La lune montait dans le ciel, quand, après avoir dîné longuement, et longuement causé dans un café, nous arrivâmes à la Piazzetta.—Ce fils de chien dont la mère était une vache ne se dérangera pas, grommela Catullo, qui avait le vin misanthrope, ce soir-là.—A qui s'adresse cette apostrophe généalogique? dit le docteur. En se retournant il vit un Turc qui avait ôté ses babouches et une partie de son vêtement, et qui s'était agenouillé sur la dernière marche du traguet, si près de l'eau qu'il mouillait sa barbe et son turban à chacune des nombreuses invocations qu'il adressait à la lune.—Ah! ah! dit le docteur, ce monsieur a choisi un étrange prie-Dieu; l'heure l'aura surpris au moment où il appelait une gondole; il aura été forcé de se jeter le visage contre terre en entendant sonner le coup de sa prière.—Ce n'est pas cela, dit l'abbé; il s'est mis là pour que personne ne pût passer devant lui et ne vînt à traverser son oraison; son culte lui commande de recommencer autant de fois qu'il passe de gens entre lui et la lune.

En parlant ainsi, il mit sa canne en travers des jambes de Catullo, qui voulait poser brutalement le pied sur la rive et repousser le Turc pour nous faire aborder.—Laisse-le, dit l'abbé; celui-là aussi est un croyant.—Et comment voulez-vous faire, dit le gondolier, si cet animal sans baptême ne se dérange pas?

En effet, le traguet étant bordé de deux petites rampes de bois, nous ne pouvions aborder sans traverser quelque peu l'oraison du musulman.—Eh bien! dit l'abbé, nous attendrons qu'il ait fini: assieds-toi, et ne dis mot.—Catullo alla s'asseoir sur sa poupe en secouant la tête; il était facile de voir qu'il n'approuvait en rien les principes de l'abbé.—Qu'importe, dit celui-ci en se tournant vers nous, que la madone s'appelle Marie ou Phingari?
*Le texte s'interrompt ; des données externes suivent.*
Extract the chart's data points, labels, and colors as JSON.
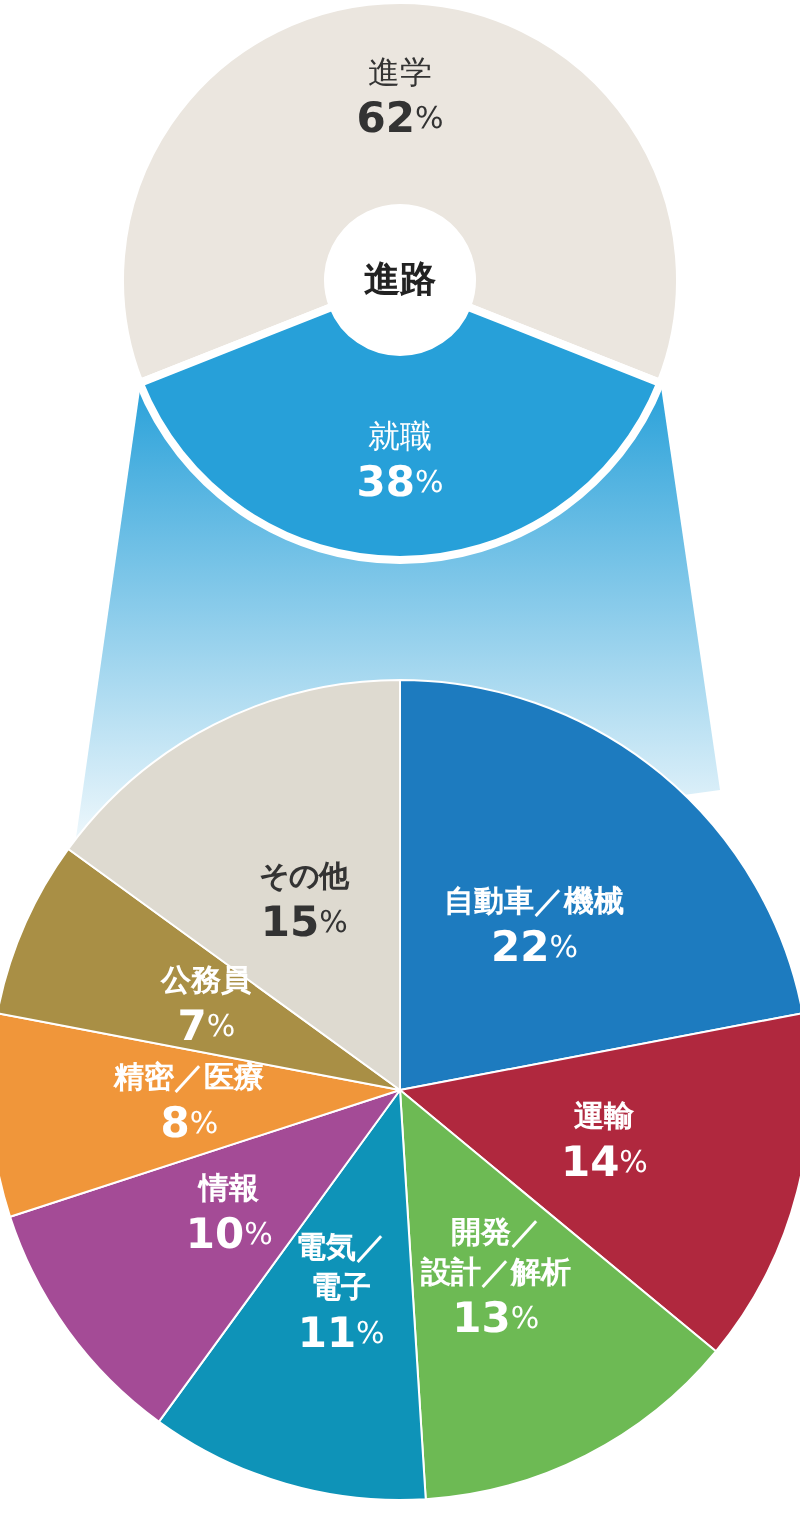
{
  "chart_data": [
    {
      "type": "donut",
      "title": "進路",
      "categories": [
        "進学",
        "就職"
      ],
      "values": [
        62,
        38
      ],
      "colors": [
        "#ebe6df",
        "#27a0d9"
      ],
      "value_labels": [
        "62%",
        "38%"
      ]
    },
    {
      "type": "pie",
      "categories": [
        "自動車／機械",
        "運輸",
        "開発／設計／解析",
        "電気／電子",
        "情報",
        "精密／医療",
        "公務員",
        "その他"
      ],
      "values": [
        22,
        14,
        13,
        11,
        10,
        8,
        7,
        15
      ],
      "colors": [
        "#1d7bbf",
        "#b0283e",
        "#6dba54",
        "#0e93b8",
        "#a44b96",
        "#f0963a",
        "#a98f45",
        "#dedad0"
      ],
      "value_labels": [
        "22%",
        "14%",
        "13%",
        "11%",
        "10%",
        "8%",
        "7%",
        "15%"
      ]
    }
  ]
}
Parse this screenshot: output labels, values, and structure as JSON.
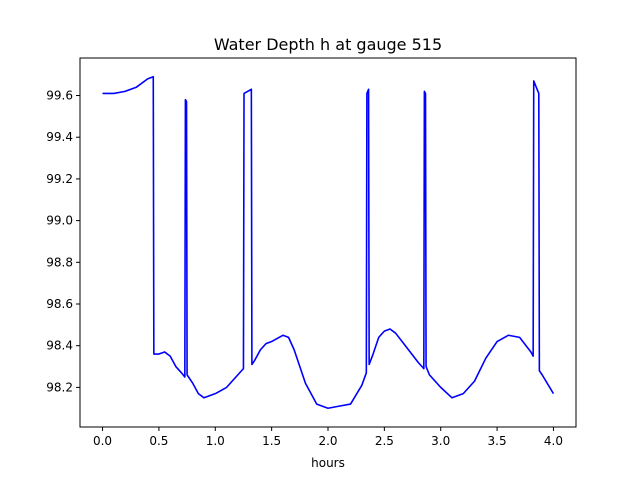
{
  "chart_data": {
    "type": "line",
    "title": "Water Depth h at gauge 515",
    "xlabel": "hours",
    "ylabel": "",
    "xlim": [
      -0.2,
      4.2
    ],
    "ylim": [
      98.01,
      99.78
    ],
    "xticks": [
      0.0,
      0.5,
      1.0,
      1.5,
      2.0,
      2.5,
      3.0,
      3.5,
      4.0
    ],
    "xtick_labels": [
      "0.0",
      "0.5",
      "1.0",
      "1.5",
      "2.0",
      "2.5",
      "3.0",
      "3.5",
      "4.0"
    ],
    "yticks": [
      98.2,
      98.4,
      98.6,
      98.8,
      99.0,
      99.2,
      99.4,
      99.6
    ],
    "ytick_labels": [
      "98.2",
      "98.4",
      "98.6",
      "98.8",
      "99.0",
      "99.2",
      "99.4",
      "99.6"
    ],
    "grid": false,
    "legend": "none",
    "series": [
      {
        "color": "#0000ff",
        "x": [
          0.0,
          0.1,
          0.2,
          0.3,
          0.4,
          0.45,
          0.455,
          0.5,
          0.55,
          0.6,
          0.65,
          0.7,
          0.73,
          0.735,
          0.745,
          0.75,
          0.8,
          0.85,
          0.9,
          1.0,
          1.1,
          1.2,
          1.25,
          1.255,
          1.32,
          1.325,
          1.35,
          1.4,
          1.45,
          1.5,
          1.6,
          1.65,
          1.7,
          1.8,
          1.9,
          2.0,
          2.1,
          2.2,
          2.3,
          2.34,
          2.345,
          2.36,
          2.365,
          2.4,
          2.45,
          2.5,
          2.55,
          2.6,
          2.7,
          2.8,
          2.85,
          2.855,
          2.865,
          2.87,
          2.9,
          3.0,
          3.1,
          3.2,
          3.3,
          3.4,
          3.5,
          3.6,
          3.7,
          3.8,
          3.82,
          3.825,
          3.87,
          3.875,
          3.9,
          4.0
        ],
        "y": [
          99.61,
          99.61,
          99.62,
          99.64,
          99.68,
          99.69,
          98.36,
          98.36,
          98.37,
          98.35,
          98.3,
          98.27,
          98.25,
          99.58,
          99.57,
          98.26,
          98.22,
          98.17,
          98.15,
          98.17,
          98.2,
          98.26,
          98.29,
          99.61,
          99.63,
          98.31,
          98.33,
          98.38,
          98.41,
          98.42,
          98.45,
          98.44,
          98.38,
          98.22,
          98.12,
          98.1,
          98.11,
          98.12,
          98.21,
          98.27,
          99.61,
          99.63,
          98.31,
          98.36,
          98.44,
          98.47,
          98.48,
          98.46,
          98.39,
          98.32,
          98.29,
          99.62,
          99.61,
          98.3,
          98.26,
          98.2,
          98.15,
          98.17,
          98.23,
          98.34,
          98.42,
          98.45,
          98.44,
          98.37,
          98.35,
          99.67,
          99.61,
          98.28,
          98.26,
          98.17
        ]
      }
    ]
  }
}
La vierge mère de la Divinité, c'est toujours la même pensée allégorique; c'est la foi qui donne naissance à tous les cultes et à toutes les vertus.—Vous êtes bien hérétique, ce soir, monsieur l'abbé, dit Beppa; pour moi je n'aime pas les Turcs, non parce qu'ils adorent la lune, mais parce qu'ils tiennent les femmes dans l'esclavage.—Sans compter qu'ils coupent la tête à leurs esclaves, dit Catullo d'un air indigné.—Mon oncle, dit le docteur, a été témoin d'un fait que cette prière turque me rappelle. Un jour, il y a environ cinquante ans, un musulman fut surpris ainsi par l'heure de la prière, comme il se trouvait sur la rive des Esclavons. Il s'arrêta au beau milieu des quais, et commença, après avoir ôté ses babouches, les dévotions d'usage. Une troupe de polissons qui voyait apparemment ce spectacle pour la première fois, se prit à rire, l'entourant avec curiosité, et répétant ironiquement ses génuflexions et le mouvement de ses lèvres. Le Turc continua sa prière sans paraître s'apercevoir de cette raillerie. Les polissons, encouragés, redoublèrent de singeries, et peu à peu s'enhardirent jusqu'à ramasser des cailloux et à les lui jeter au visage. Le croyant resta impassible; sa figure ne trahit pas la moindre altération, et il n'omit pas une parole de son oraison. Mais, quand elle fut finie, il se releva, prit par le cou le premier petit malheureux qui lui tomba sous la main, et lui plongea son kandjar dans la gorge avec la même tranquillité que si c'eût été un poulet; puis il se retira, sans dire une seule parole, laissant le cadavre ensanglanté à la place où sa prière avait été profanée. Le sénat délibéra sur ce meurtre, et il fut décidé que le Turc avait exercé une vengeance légitime. Il ne fut fait aucune poursuite contre lui.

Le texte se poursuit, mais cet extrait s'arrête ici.